L’esperimento di Nisbett mostra, quindi, con chiarezza, come l’effetto alone sia capace di “abbagliarci”, inficiando pesantemente i nostri giudizi sulle persone (e non solo sulle persone, in quanto tale meccanismo opera anche con riferimento ai prodotti, come ben sanno gli esperti di marketing).
L’effetto alone, in sostanza, operando come un pregiudizio, positivo o negativo (così come tendiamo a reputare tutti positivi i tratti di una persona con una caratteristica centrale positiva, allo stesso mondo abbiamo la tendenza a ritenere tutti negativi i tratti di una persona con una caratteristica centrale negativa), finisce con l’intervenire pesantemente sul processo di valutazione della realtà, portandoci a commettere degli errori.

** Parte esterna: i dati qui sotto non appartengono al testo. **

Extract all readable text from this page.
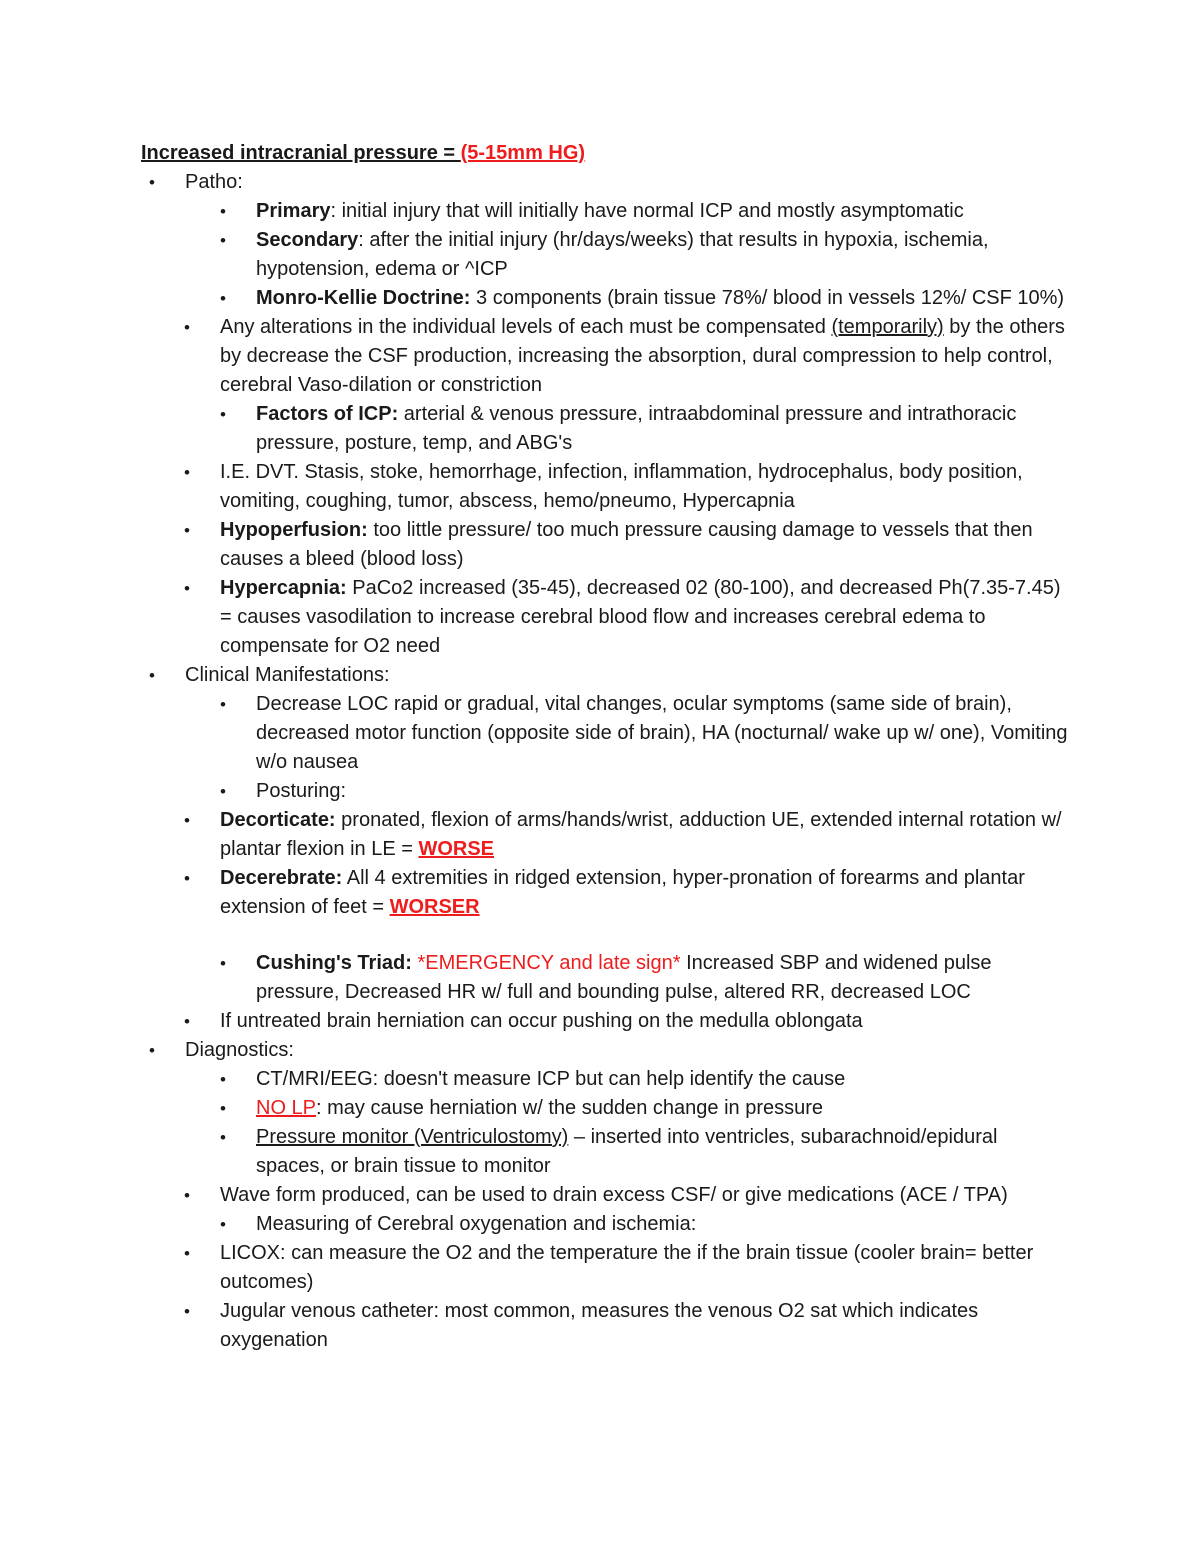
Increased intracranial pressure = (5-15mm HG)
• Patho:
• Primary: initial injury that will initially have normal ICP and mostly asymptomatic
• Secondary: after the initial injury (hr/days/weeks) that results in hypoxia, ischemia, hypotension, edema or ^ICP
• Monro-Kellie Doctrine: 3 components (brain tissue 78%/ blood in vessels 12%/ CSF 10%)
• Any alterations in the individual levels of each must be compensated (temporarily) by the others by decrease the CSF production, increasing the absorption, dural compression to help control, cerebral Vaso-dilation or constriction
• Factors of ICP: arterial & venous pressure, intraabdominal pressure and intrathoracic pressure, posture, temp, and ABG's
• I.E. DVT. Stasis, stoke, hemorrhage, infection, inflammation, hydrocephalus, body position, vomiting, coughing, tumor, abscess, hemo/pneumo, Hypercapnia
• Hypoperfusion: too little pressure/ too much pressure causing damage to vessels that then causes a bleed (blood loss)
• Hypercapnia: PaCo2 increased (35-45), decreased 02 (80-100), and decreased Ph(7.35-7.45) = causes vasodilation to increase cerebral blood flow and increases cerebral edema to compensate for O2 need
• Clinical Manifestations:
• Decrease LOC rapid or gradual, vital changes, ocular symptoms (same side of brain), decreased motor function (opposite side of brain), HA (nocturnal/ wake up w/ one), Vomiting w/o nausea
• Posturing:
• Decorticate: pronated, flexion of arms/hands/wrist, adduction UE, extended internal rotation w/ plantar flexion in LE = WORSE
• Decerebrate: All 4 extremities in ridged extension, hyper-pronation of forearms and plantar extension of feet = WORSER
• Cushing's Triad: *EMERGENCY and late sign* Increased SBP and widened pulse pressure, Decreased HR w/ full and bounding pulse, altered RR, decreased LOC
• If untreated brain herniation can occur pushing on the medulla oblongata
• Diagnostics:
• CT/MRI/EEG: doesn't measure ICP but can help identify the cause
• NO LP: may cause herniation w/ the sudden change in pressure
• Pressure monitor (Ventriculostomy) – inserted into ventricles, subarachnoid/epidural spaces, or brain tissue to monitor
• Wave form produced, can be used to drain excess CSF/ or give medications (ACE / TPA)
• Measuring of Cerebral oxygenation and ischemia:
• LICOX: can measure the O2 and the temperature the if the brain tissue (cooler brain= better outcomes)
• Jugular venous catheter: most common, measures the venous O2 sat which indicates oxygenation
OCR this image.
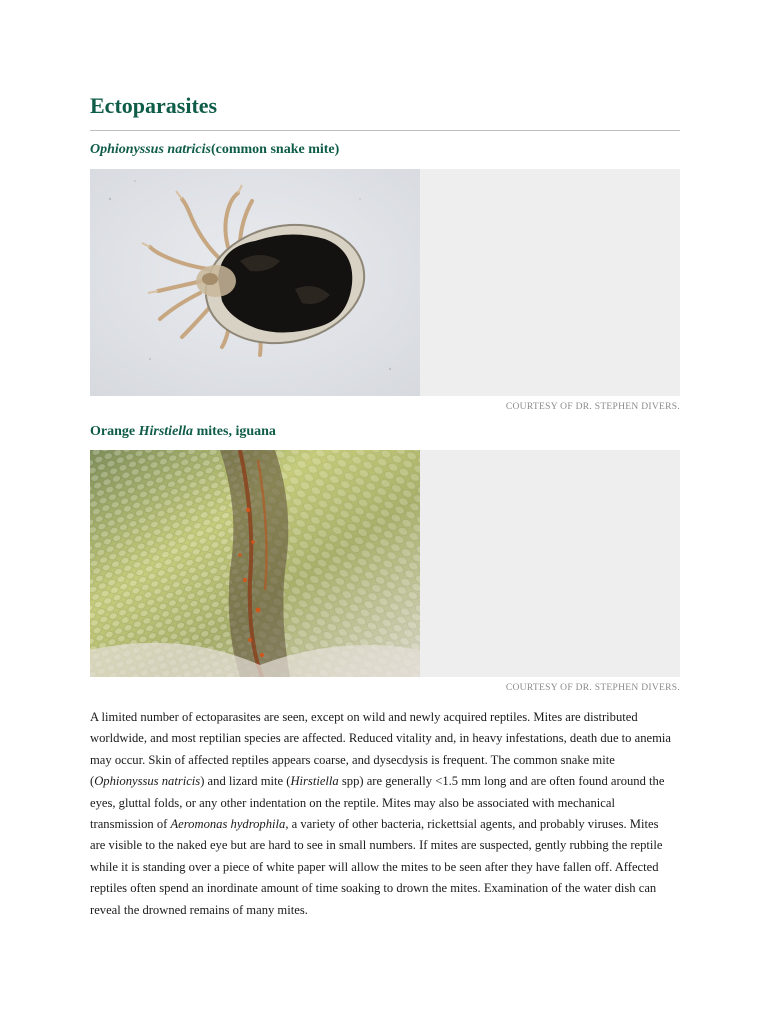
Ectoparasites
Ophionyssus natricis(common snake mite)
COURTESY OF DR. STEPHEN DIVERS.
Orange Hirstiella mites, iguana
COURTESY OF DR. STEPHEN DIVERS.

A limited number of ectoparasites are seen, except on wild and newly acquired reptiles. Mites are distributed worldwide, and most reptilian species are affected. Reduced vitality and, in heavy infestations, death due to anemia may occur. Skin of affected reptiles appears coarse, and dysecdysis is frequent. The common snake mite (Ophionyssus natricis) and lizard mite (Hirstiella spp) are generally <1.5 mm long and are often found around the eyes, gluttal folds, or any other indentation on the reptile. Mites may also be associated with mechanical transmission of Aeromonas hydrophila, a variety of other bacteria, rickettsial agents, and probably viruses. Mites are visible to the naked eye but are hard to see in small numbers. If mites are suspected, gently rubbing the reptile while it is standing over a piece of white paper will allow the mites to be seen after they have fallen off. Affected reptiles often spend an inordinate amount of time soaking to drown the mites. Examination of the water dish can reveal the drowned remains of many mites.
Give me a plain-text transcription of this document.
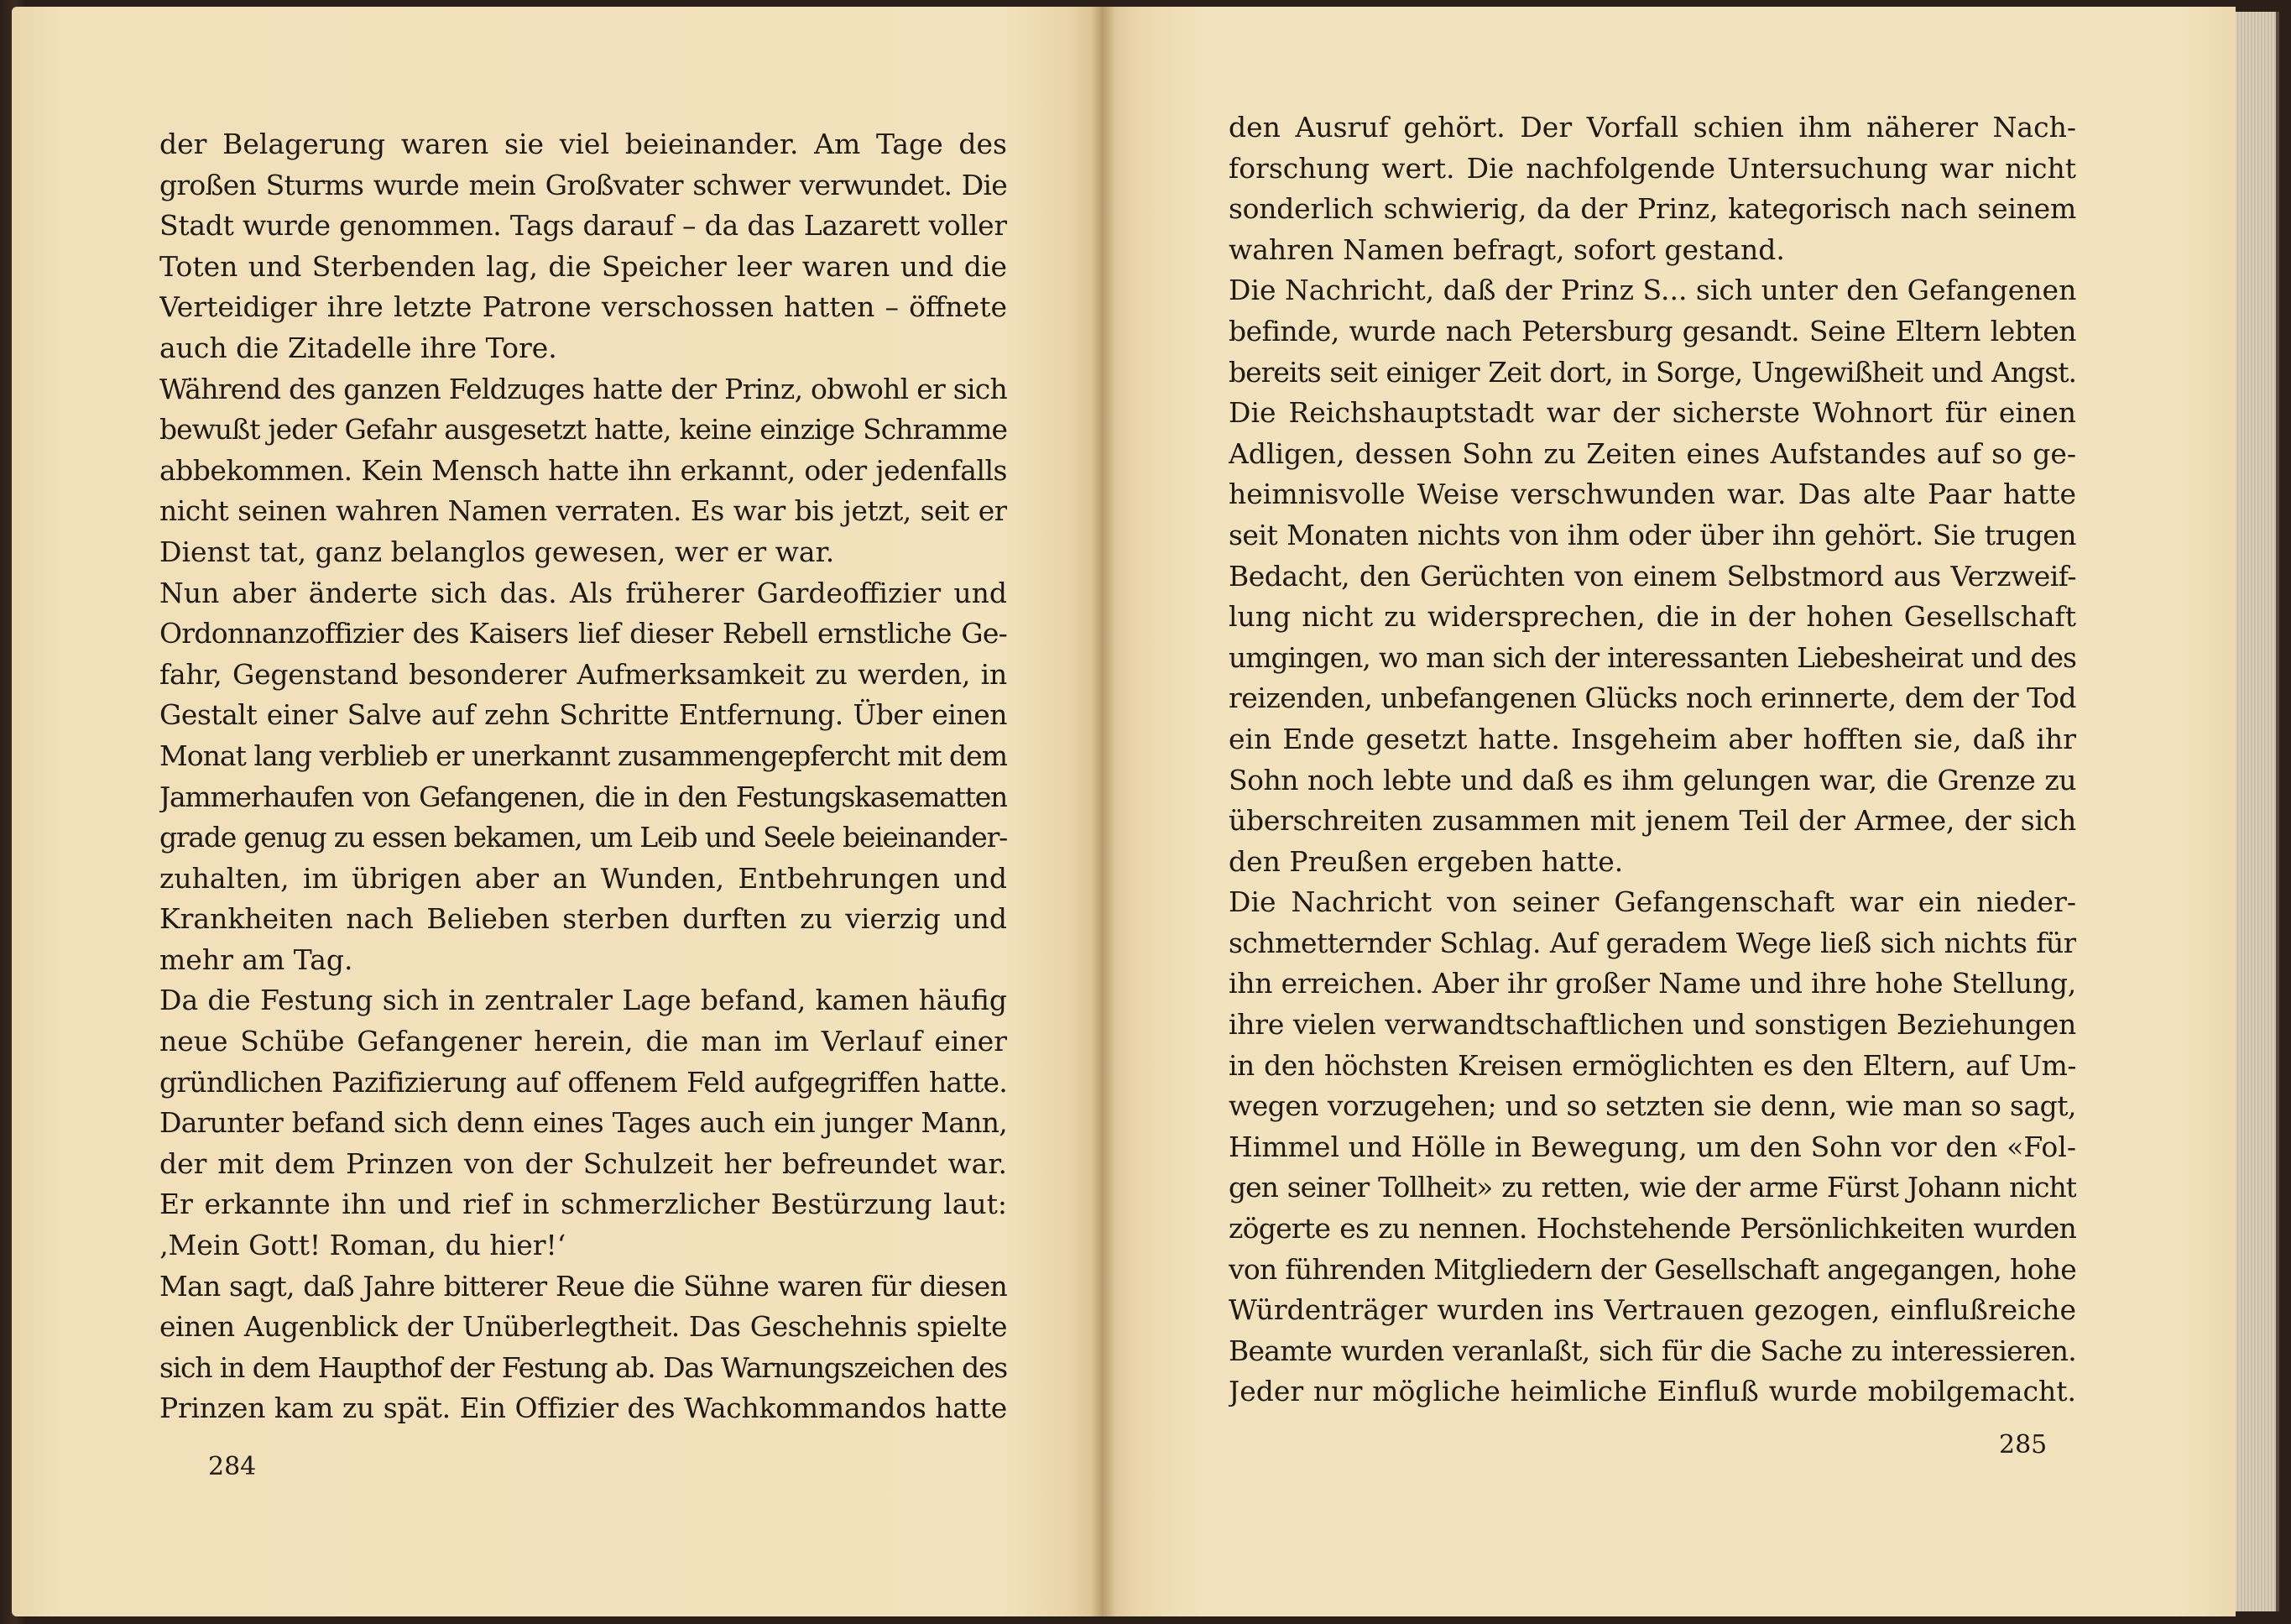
der Belagerung waren sie viel beieinander. Am Tage des
großen Sturms wurde mein Großvater schwer verwundet. Die
Stadt wurde genommen. Tags darauf – da das Lazarett voller
Toten und Sterbenden lag, die Speicher leer waren und die
Verteidiger ihre letzte Patrone verschossen hatten – öffnete
auch die Zitadelle ihre Tore.
Während des ganzen Feldzuges hatte der Prinz, obwohl er sich
bewußt jeder Gefahr ausgesetzt hatte, keine einzige Schramme
abbekommen. Kein Mensch hatte ihn erkannt, oder jedenfalls
nicht seinen wahren Namen verraten. Es war bis jetzt, seit er
Dienst tat, ganz belanglos gewesen, wer er war.
Nun aber änderte sich das. Als früherer Gardeoffizier und
Ordonnanzoffizier des Kaisers lief dieser Rebell ernstliche Ge-
fahr, Gegenstand besonderer Aufmerksamkeit zu werden, in
Gestalt einer Salve auf zehn Schritte Entfernung. Über einen
Monat lang verblieb er unerkannt zusammengepfercht mit dem
Jammerhaufen von Gefangenen, die in den Festungskasematten
grade genug zu essen bekamen, um Leib und Seele beieinander-
zuhalten, im übrigen aber an Wunden, Entbehrungen und
Krankheiten nach Belieben sterben durften zu vierzig und
mehr am Tag.
Da die Festung sich in zentraler Lage befand, kamen häufig
neue Schübe Gefangener herein, die man im Verlauf einer
gründlichen Pazifizierung auf offenem Feld aufgegriffen hatte.
Darunter befand sich denn eines Tages auch ein junger Mann,
der mit dem Prinzen von der Schulzeit her befreundet war.
Er erkannte ihn und rief in schmerzlicher Bestürzung laut:
‚Mein Gott! Roman, du hier!‘
Man sagt, daß Jahre bitterer Reue die Sühne waren für diesen
einen Augenblick der Unüberlegtheit. Das Geschehnis spielte
sich in dem Haupthof der Festung ab. Das Warnungszeichen des
Prinzen kam zu spät. Ein Offizier des Wachkommandos hatte
den Ausruf gehört. Der Vorfall schien ihm näherer Nach-
forschung wert. Die nachfolgende Untersuchung war nicht
sonderlich schwierig, da der Prinz, kategorisch nach seinem
wahren Namen befragt, sofort gestand.
Die Nachricht, daß der Prinz S... sich unter den Gefangenen
befinde, wurde nach Petersburg gesandt. Seine Eltern lebten
bereits seit einiger Zeit dort, in Sorge, Ungewißheit und Angst.
Die Reichshauptstadt war der sicherste Wohnort für einen
Adligen, dessen Sohn zu Zeiten eines Aufstandes auf so ge-
heimnisvolle Weise verschwunden war. Das alte Paar hatte
seit Monaten nichts von ihm oder über ihn gehört. Sie trugen
Bedacht, den Gerüchten von einem Selbstmord aus Verzweif-
lung nicht zu widersprechen, die in der hohen Gesellschaft
umgingen, wo man sich der interessanten Liebesheirat und des
reizenden, unbefangenen Glücks noch erinnerte, dem der Tod
ein Ende gesetzt hatte. Insgeheim aber hofften sie, daß ihr
Sohn noch lebte und daß es ihm gelungen war, die Grenze zu
überschreiten zusammen mit jenem Teil der Armee, der sich
den Preußen ergeben hatte.
Die Nachricht von seiner Gefangenschaft war ein nieder-
schmetternder Schlag. Auf geradem Wege ließ sich nichts für
ihn erreichen. Aber ihr großer Name und ihre hohe Stellung,
ihre vielen verwandtschaftlichen und sonstigen Beziehungen
in den höchsten Kreisen ermöglichten es den Eltern, auf Um-
wegen vorzugehen; und so setzten sie denn, wie man so sagt,
Himmel und Hölle in Bewegung, um den Sohn vor den «Fol-
gen seiner Tollheit» zu retten, wie der arme Fürst Johann nicht
zögerte es zu nennen. Hochstehende Persönlichkeiten wurden
von führenden Mitgliedern der Gesellschaft angegangen, hohe
Würdenträger wurden ins Vertrauen gezogen, einflußreiche
Beamte wurden veranlaßt, sich für die Sache zu interessieren.
Jeder nur mögliche heimliche Einfluß wurde mobilgemacht.
284
285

E di vero e proprio errore si tratta, per la psicologia sociale, che lo definisce, infatti, un bias cognitivo, e cioè una distorsione della valutazione causata da un pregiudizio che può essersi formato anche in base ad informazioni non semanticamente e logicamente connesse fra loro.
Un errore psicologico che, sovente, e inavvertitamente (non siamo in grado di comprendere intellettualmente l’effetto alone sino a quando non ci imbattiamo in evidenti prove contrarie), ci porta a distorcere la realtà.
Purtroppo, l’effetto alone interviene, con riferimento soprattutto all’attrattività, nei processi di valutazione che riguardano molti aspetti importanti della realtà, come l’intelligenza, la giustizia, l’educazione della prole, l’altruismo ed il lavoro: pare che le persone di bell’aspetto abbiano maggiori probabilità di fare carriera, di essere ritenute competenti ed intelligenti e di essere giustificate in caso di prestazioni di studio o di lavoro che risultino al di sotto degli standard, buone chance di ottenere sentenze favorevoli nei processi e più elevate possibilità di essere considerate dei buoni genitori e di ricevere aiuto in caso di bisogno.
Essere belli, insomma, aiuta, anche con riferimento al giudizio di caratteristiche personali che nulla hanno a che vedere con l’avvenenza. E aiuta anche a vendere il prodotto che si pubblicizza, se si è famosi, in ragione del fatto che la gradevolezza del testimonial viene trasferita, per via dell’effetto alone, al bene.
Cerchiamo di tenerne conto la prossima volta che sentiamo l’irrefrenabile impulso di comprare le mutande sponsorizzate da Bob Sinclar o il profumo pubblicizzato da Brad Pitt o l’insalata di pasta reclamizzata da Belen Rodriguez.